Court Information
Date: 2016-07-19
Ontario Court of Justice
Between: Her Majesty the Queen, Respondent
— And —
Santhosh Zacharias, Appellant
Before: Justice J. Ritchie
Appeal Heard on: July 19, 2016
Decision on Appeal under the Provincial Offences Act
Counsel
Ms. K. Barybina — Prosecutor for the City of Toronto
Mr. G. Shapiro — Agent for Santhosh Zacharias
Decision
RITCHIE J.:
[1] Santhosh Zacharias is appealing a conviction entered by Her Worship J. Opalinski, Justice of the Peace, on August 18, 2015. The conviction followed a trial on a charge of speeding 62 kilometres per hour in a 40 kilometre zone, contrary to section 128 of the Highway Traffic Act.
[2] The grounds of appeal relate to the alleged failure of the prosecution to disclose information respecting the testing of the laser speed-measuring device used by the police officer who issued the traffic ticket. The appellant had also objected at trial to the police officer testifying about testing the device, because there was no mention of testing in his notes. It is submitted that the appellant did not, as a result, receive a fair trial and that the administration of justice was brought into disrepute.
[3] I wish to thank representatives of both the appellant and the respondent for their factums and for the instructive case law that they provided. I have carefully considered all of the submissions on this appeal.
[4] On the disclosure issue, the prosecution disclosed the police officer's notes (two pages) and complied with some special disclosure requests of the defence. However, there were two letters from the defence requesting: "if this is a speeding offence, the testing times of this device before and after the subject enforcement". The prosecution did not respond to that request.
[5] Prior to the trial on May 8, 2015, the prosecution and the defence discussed the testing of the device outside of court. The prosecution apparently disclosed the fact that the police officer had tested the device, but testing times were not provided. When the trial commenced, the defence stated that "we are ready to proceed to trial".
[6] If the defence had been dissatisfied with the disclosure, it should have been raised the issue on a pre-trial motion. If the lateness of the disclosure created a preparation problem for the defence, they should have requested an adjournment. However, the defence was ready to proceed to trial, and they so advised the court.
[7] When the police officer testified in-chief, he described the efficacy of the laser device as follows: "I'm a trained and qualified laser speed-measuring device operator. This device was tested in accordance with manufacturer's specifications and my training, both at the beginning of my shift and at the end of my shift, and it was found to be in good working order at all times." On re-examination, the officer provided further information: "my shift began at noon and ended around 9:00 p.m."
[8] The defence raised an objection when the police officer began to testify about testing the device. The objection was based on the fact that the officer had made no record in his note-book about testing the device (objection was also made to the non-disclosure of testing times, but I have dealt with that aspect above).

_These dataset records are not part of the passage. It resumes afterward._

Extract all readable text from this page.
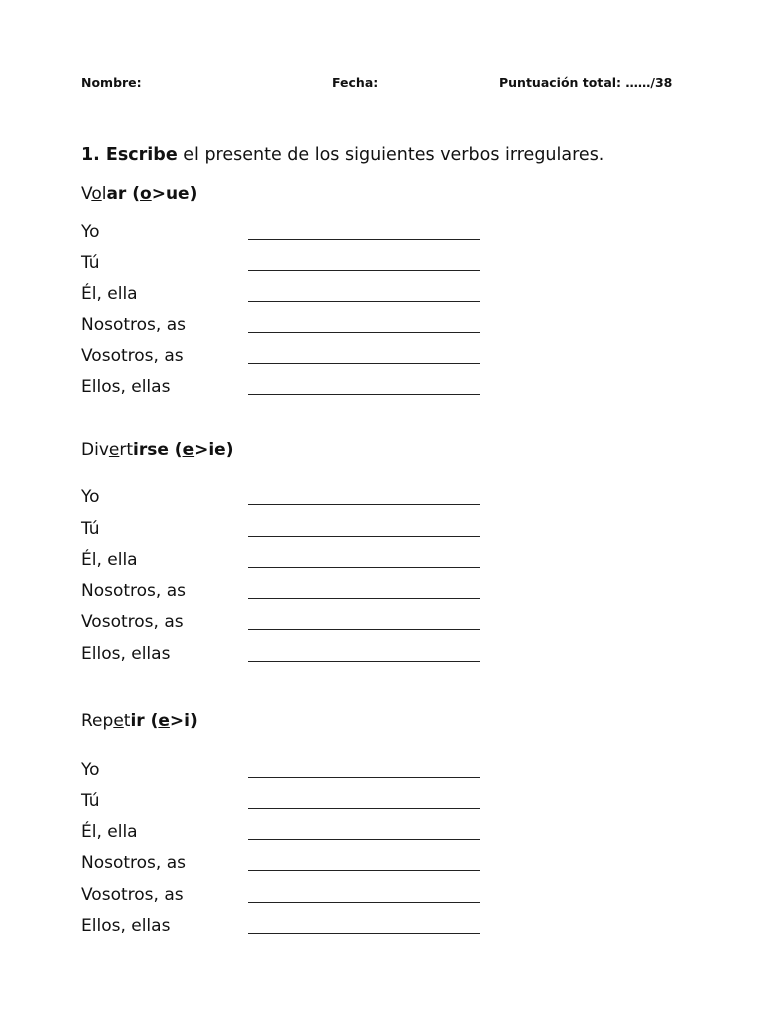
Nombre:	Fecha:	Puntuación total: ……/38
1. Escribe el presente de los siguientes verbos irregulares.
Volar (o>ue)
Yo
Tú
Él, ella
Nosotros, as
Vosotros, as
Ellos, ellas
Divertirse (e>ie)
Yo
Tú
Él, ella
Nosotros, as
Vosotros, as
Ellos, ellas
Repetir (e>i)
Yo
Tú
Él, ella
Nosotros, as
Vosotros, as
Ellos, ellas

[9] It is trite law that contemporaneous notes may be used by a witness as an aide memoire when testifying in court. However, there is no requirement that a police officers' notes must be complete or written in a particular way or comprehensively set out every detail. There may be circumstances where the omission of some crucial fact from the notes could cast doubt on the reliability or credibility of a police officer's testimony. But that is not this case. Two of my colleagues were apparently faced with issues of that nature in the case law provided to me by the appellant, but the cases were (with one exception) criminal matters, and in any event the facts of the cases were different. In the present case, the officer testified from memory, which he is entitled to do, and the learned Justice of the Peace accepted that evidence.
[10] It is important to note that the defence had full opportunity to cross-examine the police officer regarding the testing of the device, but only one question was asked. At page 30 of the transcript, the representative for the defence asked "what test did you perform on this device to ensure that it was working?" The officer responded by describing the testing procedure in detail. The defence asked no further questions. The Justice of the Peace noted in her decision that there was "little cross-examination" on this issue and that there was no defence evidence that suggested the device "was not working properly and tested properly".
[11] In my opinion, there is every indication that the appellant received a fair trial, and no basis at all for concluding that he did not. There was no issue raised under the Charter of Rights and Freedoms, so the section 24(2) analysis (with respect to whether the administration of justice is brought into disrepute) does not apply. I cannot see that the defence was prejudiced in any way by the manner in which events unfolded.
[12] I see no error on the part of the learned Justice of the Peace. Her statement of the issue, her review of the evidence and the law, and her findings and conclusions are unassailable. She gave a careful, reasoned and comprehensive judgment. The defendant received a fair trial and was fully heard.
[13] As a result, the appeal is dismissed.